Abstract

Discriminative Correlation Filters (DCF) have proved efficient and useful in the tracking community. The success of DCF trackers is attributed to their ability to efficiently generate large numbers of negative examples by shifting a single sample. However, when training the filter, large amounts of impractical samples are also acquired, which results in boundary effects. Traditional methods trained the filter with larger sets to suppress boundary effects, but sacrificed computational efficiency, which affected the real-time performance of the tracker. Recently, a Background-Aware Correlation Filter (BACF) was suggested to mitigate the boundary effect. It proved robust and efficient, but the BACF tracker suffers from drifting when the target rotates in the scene.

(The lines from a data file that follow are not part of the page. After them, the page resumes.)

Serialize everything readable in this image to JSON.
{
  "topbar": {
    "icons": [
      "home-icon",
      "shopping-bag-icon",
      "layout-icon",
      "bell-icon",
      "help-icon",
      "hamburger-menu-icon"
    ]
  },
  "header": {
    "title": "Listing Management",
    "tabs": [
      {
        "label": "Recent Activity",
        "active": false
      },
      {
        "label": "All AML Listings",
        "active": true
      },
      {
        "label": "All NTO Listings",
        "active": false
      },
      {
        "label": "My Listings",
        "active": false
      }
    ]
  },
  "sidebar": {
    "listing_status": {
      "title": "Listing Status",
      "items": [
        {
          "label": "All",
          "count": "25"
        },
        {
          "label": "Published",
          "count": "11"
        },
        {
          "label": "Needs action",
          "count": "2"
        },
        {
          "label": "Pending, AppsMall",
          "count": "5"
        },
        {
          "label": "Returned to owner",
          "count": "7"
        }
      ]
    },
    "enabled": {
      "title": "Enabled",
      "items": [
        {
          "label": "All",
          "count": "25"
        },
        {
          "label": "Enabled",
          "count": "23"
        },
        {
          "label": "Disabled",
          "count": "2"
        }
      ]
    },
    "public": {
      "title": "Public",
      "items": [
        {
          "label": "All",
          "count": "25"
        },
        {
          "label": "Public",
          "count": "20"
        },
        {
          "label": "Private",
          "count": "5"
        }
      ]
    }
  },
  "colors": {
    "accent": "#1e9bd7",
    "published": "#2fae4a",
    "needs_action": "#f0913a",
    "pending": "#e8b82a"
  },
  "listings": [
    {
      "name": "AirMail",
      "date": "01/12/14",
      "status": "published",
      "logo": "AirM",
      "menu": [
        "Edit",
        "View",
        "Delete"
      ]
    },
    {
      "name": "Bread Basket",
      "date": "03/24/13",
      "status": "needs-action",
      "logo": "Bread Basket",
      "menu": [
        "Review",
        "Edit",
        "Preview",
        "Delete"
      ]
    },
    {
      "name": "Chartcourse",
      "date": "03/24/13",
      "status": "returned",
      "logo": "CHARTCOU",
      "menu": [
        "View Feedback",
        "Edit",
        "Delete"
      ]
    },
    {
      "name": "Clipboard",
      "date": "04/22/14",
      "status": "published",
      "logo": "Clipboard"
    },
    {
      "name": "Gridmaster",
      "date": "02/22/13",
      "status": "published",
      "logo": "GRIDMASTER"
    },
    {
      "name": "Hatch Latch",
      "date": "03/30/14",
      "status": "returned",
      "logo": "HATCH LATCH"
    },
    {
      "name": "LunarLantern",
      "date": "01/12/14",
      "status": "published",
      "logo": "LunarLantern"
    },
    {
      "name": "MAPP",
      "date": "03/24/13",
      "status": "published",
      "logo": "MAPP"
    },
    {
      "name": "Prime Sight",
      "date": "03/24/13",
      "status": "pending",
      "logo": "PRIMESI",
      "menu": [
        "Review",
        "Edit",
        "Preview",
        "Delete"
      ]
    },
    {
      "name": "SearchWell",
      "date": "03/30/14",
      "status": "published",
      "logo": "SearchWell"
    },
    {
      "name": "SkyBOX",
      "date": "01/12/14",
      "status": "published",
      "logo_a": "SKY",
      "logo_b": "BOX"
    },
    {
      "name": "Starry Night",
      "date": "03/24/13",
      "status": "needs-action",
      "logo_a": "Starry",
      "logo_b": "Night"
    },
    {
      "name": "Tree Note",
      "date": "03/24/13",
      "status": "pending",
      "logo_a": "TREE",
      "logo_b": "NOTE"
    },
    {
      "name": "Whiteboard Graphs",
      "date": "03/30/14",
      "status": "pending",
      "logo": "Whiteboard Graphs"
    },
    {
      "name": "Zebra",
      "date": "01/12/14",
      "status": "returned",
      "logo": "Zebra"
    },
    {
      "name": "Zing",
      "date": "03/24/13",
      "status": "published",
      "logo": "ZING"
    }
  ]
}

This occurs because BACF ignores the temporal connection between the frames in the video. In this paper, we propose a Spatial Associate Temporal Correlation Filter (SATCF) by formulating spatial and temporal regularization terms in the BACF model. We trained the filter to recognize patches that belong to the target as positive, foreground samples and other patches from the background as the negative examples. This setup, promotes the discriminative ability of the filter. In addition, we also exploited a spatial term to measure the spatial difference between two consecutive frames - a technique that is capable of alleviating model over-fitting. Our tracker enables computational efficient and achieves superior performance in complex video sequences. We demonstrate the efficiency of the SATCF tracker by comparing with state-of-the-art trackers. Experimental results on the OTB-2013 dataset demonstrate the favorable performance of our tracker against other state-of-the-art methods.